With estimates of total methane gas in hydrate form varying from about 3,000 to more than 140,000 trillion cubic meters, some countries have initiated programs for its exploration and exploitation, making the geomechanical properties of gas hydrate-bearing sediments increasingly important.

On melting, methane hydrates release the methane contained inside the ice – however, as the methane was trapped under pressure when the hydrate was formed, a single cubic meter of solid methane hydrate can release up to 160 cubic meters of methane gas, making them a potential energy source. On the other hand, if they melt with the permafrost it could unleash a great deal of methane, which acts as a greenhouse gas.

Although methane hydrates are extremely difficult to study due to the difficulty of obtaining samples, and any that are acquired tend to be highly unstable, researchers from Norway, China and the Netherlands, whose study was reported in Nature Communications [Wu et al. Nat. Commun. (2015) DOI: 10.1038/ncomms9743], have managed to explore the relation between molecular structures and the mechanical stability in both monocrystalline and polycrystalline methane hydrates.

“The cage type, cage occupancy and grain size play an important role in mechanical behaviors of gas hydrates.”Fulong Ning

Using a computer simulation of the two types, the team simulated the effect of forces being applied to the grains, demonstrating how the size of the molecules that make up the natural structure of methane hydrates determines their behavior under mechanical loading or when they are disturbed. They simulation involved to two kinds of stress: tensile and compressive, and showed the factors in the hydrate structure that determined how it reacted to the stresses. As researcher Fulong Ning points out, “the cage type, cage occupancy and grain size play an important role in mechanical behaviors of gas hydrates”.
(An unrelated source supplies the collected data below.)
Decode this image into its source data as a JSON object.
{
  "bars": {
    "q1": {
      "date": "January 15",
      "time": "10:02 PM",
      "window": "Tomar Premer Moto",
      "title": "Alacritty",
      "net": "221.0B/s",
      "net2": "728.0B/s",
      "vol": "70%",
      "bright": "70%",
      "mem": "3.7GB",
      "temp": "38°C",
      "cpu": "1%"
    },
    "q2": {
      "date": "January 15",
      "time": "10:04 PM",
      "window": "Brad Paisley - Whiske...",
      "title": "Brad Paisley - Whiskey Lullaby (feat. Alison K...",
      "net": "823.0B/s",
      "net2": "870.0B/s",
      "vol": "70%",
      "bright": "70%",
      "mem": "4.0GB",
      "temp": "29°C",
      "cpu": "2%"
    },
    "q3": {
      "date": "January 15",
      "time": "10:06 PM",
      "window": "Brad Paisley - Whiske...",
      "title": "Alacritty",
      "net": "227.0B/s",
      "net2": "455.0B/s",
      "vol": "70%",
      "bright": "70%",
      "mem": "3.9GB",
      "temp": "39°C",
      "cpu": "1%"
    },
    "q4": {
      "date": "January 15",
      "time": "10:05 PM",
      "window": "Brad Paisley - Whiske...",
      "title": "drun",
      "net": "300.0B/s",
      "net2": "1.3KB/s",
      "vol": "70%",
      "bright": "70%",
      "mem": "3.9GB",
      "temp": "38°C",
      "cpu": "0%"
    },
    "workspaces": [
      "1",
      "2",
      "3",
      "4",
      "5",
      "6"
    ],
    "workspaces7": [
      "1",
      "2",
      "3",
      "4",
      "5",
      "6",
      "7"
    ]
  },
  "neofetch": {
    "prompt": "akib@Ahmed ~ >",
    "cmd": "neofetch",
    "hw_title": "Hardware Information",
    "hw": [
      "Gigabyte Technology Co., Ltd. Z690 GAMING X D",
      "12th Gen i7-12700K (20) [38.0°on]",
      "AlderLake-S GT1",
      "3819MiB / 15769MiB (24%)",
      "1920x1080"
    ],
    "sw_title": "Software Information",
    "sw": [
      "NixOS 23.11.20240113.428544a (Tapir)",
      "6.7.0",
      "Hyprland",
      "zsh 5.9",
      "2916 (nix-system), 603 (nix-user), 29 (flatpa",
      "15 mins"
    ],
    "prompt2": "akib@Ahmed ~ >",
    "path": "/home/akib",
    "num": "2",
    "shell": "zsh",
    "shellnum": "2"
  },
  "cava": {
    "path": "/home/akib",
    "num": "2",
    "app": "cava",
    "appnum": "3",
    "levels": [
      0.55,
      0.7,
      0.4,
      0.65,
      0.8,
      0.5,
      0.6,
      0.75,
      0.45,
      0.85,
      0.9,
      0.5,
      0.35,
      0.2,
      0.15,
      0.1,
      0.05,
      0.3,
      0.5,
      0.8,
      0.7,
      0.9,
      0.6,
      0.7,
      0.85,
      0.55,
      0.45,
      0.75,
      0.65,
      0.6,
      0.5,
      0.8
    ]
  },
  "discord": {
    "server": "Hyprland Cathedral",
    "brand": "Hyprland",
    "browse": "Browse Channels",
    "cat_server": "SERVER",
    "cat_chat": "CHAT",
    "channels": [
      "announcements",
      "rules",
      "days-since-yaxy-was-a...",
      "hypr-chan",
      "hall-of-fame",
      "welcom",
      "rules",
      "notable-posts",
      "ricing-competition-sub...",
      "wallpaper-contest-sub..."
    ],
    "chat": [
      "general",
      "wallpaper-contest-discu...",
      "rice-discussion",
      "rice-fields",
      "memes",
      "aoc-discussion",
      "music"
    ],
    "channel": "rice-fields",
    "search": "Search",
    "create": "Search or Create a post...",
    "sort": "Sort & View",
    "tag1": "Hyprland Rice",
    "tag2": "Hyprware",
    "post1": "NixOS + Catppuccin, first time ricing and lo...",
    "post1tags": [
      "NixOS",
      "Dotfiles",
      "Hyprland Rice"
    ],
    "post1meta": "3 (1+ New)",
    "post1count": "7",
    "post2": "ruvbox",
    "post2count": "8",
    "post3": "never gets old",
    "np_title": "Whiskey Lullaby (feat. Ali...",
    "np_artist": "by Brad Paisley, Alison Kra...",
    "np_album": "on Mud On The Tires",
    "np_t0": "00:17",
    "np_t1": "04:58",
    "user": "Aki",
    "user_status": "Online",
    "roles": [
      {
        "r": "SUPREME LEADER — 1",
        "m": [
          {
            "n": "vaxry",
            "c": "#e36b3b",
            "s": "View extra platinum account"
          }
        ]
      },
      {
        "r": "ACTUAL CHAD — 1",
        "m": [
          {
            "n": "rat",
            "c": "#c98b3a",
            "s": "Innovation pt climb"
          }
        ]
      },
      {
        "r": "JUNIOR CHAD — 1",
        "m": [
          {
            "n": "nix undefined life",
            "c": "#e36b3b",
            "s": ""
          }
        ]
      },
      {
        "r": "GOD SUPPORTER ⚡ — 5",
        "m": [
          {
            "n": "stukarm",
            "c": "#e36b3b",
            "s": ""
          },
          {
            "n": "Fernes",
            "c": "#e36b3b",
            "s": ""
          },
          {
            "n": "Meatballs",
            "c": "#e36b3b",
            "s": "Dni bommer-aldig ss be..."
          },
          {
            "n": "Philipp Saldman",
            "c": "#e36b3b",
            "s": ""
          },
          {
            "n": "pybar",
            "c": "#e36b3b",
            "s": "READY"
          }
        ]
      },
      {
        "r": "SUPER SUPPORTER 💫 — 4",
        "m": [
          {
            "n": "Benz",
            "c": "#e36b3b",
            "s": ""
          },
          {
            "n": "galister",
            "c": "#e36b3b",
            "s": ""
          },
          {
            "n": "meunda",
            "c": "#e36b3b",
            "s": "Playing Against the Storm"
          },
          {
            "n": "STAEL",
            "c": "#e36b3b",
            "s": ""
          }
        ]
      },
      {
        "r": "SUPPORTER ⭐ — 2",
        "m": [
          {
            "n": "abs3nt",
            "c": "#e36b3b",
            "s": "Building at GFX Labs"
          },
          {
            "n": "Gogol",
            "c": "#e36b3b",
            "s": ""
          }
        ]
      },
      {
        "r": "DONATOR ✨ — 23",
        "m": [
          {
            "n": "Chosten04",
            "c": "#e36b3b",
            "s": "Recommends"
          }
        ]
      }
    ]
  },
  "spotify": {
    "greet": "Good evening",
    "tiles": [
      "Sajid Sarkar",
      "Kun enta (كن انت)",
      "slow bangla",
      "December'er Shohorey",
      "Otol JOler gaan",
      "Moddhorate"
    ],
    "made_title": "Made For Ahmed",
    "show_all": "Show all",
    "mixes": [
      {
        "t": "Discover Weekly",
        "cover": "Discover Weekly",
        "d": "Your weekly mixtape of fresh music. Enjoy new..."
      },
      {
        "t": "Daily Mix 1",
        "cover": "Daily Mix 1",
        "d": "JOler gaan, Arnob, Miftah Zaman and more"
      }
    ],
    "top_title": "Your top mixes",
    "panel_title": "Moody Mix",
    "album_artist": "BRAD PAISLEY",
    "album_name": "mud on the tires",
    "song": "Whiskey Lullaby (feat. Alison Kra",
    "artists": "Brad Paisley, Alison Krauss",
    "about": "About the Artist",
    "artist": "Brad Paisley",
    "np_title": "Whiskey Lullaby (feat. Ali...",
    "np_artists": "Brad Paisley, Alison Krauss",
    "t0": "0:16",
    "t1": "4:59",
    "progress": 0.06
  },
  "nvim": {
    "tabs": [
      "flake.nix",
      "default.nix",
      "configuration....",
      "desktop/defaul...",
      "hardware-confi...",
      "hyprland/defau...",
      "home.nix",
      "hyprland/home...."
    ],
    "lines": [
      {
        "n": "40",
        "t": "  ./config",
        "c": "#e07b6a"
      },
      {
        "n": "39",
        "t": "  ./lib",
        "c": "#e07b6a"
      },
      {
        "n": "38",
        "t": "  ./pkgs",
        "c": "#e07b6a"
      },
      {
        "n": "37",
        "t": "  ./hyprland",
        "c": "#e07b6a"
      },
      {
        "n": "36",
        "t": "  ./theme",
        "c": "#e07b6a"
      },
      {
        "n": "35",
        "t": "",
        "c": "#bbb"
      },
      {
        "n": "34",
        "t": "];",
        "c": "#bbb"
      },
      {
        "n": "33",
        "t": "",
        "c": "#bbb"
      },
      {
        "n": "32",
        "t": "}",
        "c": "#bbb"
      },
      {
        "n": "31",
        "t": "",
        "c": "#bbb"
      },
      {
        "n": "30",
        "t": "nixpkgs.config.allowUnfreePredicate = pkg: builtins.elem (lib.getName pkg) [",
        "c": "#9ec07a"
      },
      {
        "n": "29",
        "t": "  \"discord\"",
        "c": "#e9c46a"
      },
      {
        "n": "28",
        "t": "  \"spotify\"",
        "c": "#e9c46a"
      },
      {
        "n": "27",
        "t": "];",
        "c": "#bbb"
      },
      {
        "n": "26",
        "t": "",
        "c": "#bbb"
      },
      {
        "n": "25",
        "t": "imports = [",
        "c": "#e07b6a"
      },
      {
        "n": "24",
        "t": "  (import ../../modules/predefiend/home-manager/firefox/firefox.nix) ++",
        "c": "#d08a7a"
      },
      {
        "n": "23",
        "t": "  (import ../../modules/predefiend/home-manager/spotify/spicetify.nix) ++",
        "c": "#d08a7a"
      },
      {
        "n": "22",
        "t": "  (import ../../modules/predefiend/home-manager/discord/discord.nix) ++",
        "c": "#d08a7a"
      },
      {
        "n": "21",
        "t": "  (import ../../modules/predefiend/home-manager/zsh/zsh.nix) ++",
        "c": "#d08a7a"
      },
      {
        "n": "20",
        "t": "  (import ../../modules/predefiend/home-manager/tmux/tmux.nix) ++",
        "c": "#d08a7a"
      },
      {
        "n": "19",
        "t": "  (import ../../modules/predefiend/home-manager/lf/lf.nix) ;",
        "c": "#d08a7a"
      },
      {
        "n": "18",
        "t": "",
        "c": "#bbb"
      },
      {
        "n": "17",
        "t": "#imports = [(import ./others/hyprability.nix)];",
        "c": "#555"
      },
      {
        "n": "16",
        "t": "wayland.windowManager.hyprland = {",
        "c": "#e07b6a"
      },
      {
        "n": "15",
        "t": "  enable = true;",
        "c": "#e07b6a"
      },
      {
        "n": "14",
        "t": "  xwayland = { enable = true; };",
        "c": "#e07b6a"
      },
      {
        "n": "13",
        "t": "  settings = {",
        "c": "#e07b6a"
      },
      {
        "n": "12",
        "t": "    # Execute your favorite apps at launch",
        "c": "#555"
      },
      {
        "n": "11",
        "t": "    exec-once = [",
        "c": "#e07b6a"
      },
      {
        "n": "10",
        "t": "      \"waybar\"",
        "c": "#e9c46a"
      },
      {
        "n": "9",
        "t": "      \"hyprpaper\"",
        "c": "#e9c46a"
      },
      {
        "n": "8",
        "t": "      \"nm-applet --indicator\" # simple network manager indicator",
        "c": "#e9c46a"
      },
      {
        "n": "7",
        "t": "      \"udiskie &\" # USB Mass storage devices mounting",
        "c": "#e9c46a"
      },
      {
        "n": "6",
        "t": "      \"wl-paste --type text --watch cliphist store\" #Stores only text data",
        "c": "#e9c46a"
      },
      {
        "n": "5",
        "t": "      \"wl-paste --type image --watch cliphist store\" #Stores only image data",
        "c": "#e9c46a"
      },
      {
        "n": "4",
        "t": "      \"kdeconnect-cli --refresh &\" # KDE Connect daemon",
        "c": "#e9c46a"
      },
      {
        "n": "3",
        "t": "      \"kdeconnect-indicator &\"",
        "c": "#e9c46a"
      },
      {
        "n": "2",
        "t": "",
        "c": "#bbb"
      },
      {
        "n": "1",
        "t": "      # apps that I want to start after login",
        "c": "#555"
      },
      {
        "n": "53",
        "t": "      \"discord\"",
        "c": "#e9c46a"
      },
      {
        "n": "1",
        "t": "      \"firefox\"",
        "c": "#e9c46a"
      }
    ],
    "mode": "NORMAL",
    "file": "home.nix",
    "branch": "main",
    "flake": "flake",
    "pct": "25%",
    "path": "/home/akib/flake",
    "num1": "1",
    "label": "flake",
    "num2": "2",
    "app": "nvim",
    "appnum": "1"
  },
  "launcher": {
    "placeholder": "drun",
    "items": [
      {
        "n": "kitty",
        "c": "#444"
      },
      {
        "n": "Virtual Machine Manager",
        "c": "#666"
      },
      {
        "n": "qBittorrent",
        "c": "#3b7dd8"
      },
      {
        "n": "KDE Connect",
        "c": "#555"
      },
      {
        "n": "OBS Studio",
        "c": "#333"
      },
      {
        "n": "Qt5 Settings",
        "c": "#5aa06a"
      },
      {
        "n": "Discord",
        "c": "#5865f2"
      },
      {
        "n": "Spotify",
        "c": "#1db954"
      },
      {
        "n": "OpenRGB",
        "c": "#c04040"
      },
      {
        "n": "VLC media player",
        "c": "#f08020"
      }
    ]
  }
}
When the grain size was reduced, the hydrates became stronger and able to tolerate both stresses. However, this was only the case until they reached a certain grain size – after that, the hydrate got weaker. This maximum capacity was when the grain size was about 15–20 nm, the first time that this type of behavior in methane hydrates has been observed as a material, and is similar to the behavior of polycrystalline metals. This grain size-dependent strength and maximum capacity could one day be used to predict, and even prevent, the failure of hydrates.

There was a remarkable difference in mechanical behaviors between the monocrystalline and polycrystalline hydrates, and the dissociation of methane hydrates could be triggered by ground deformation from events such as earthquakes, storms, sea-level fluctuations or even man-made disturbances such as well drilling. The team will now explore the essential mechanical difference between methane hydrates and ice in both single crystal and polycrystalline forms through molecular simulations and micro-experiments, and may then look at the interaction between gas hydrate crystals and sediment grains under the loading condition.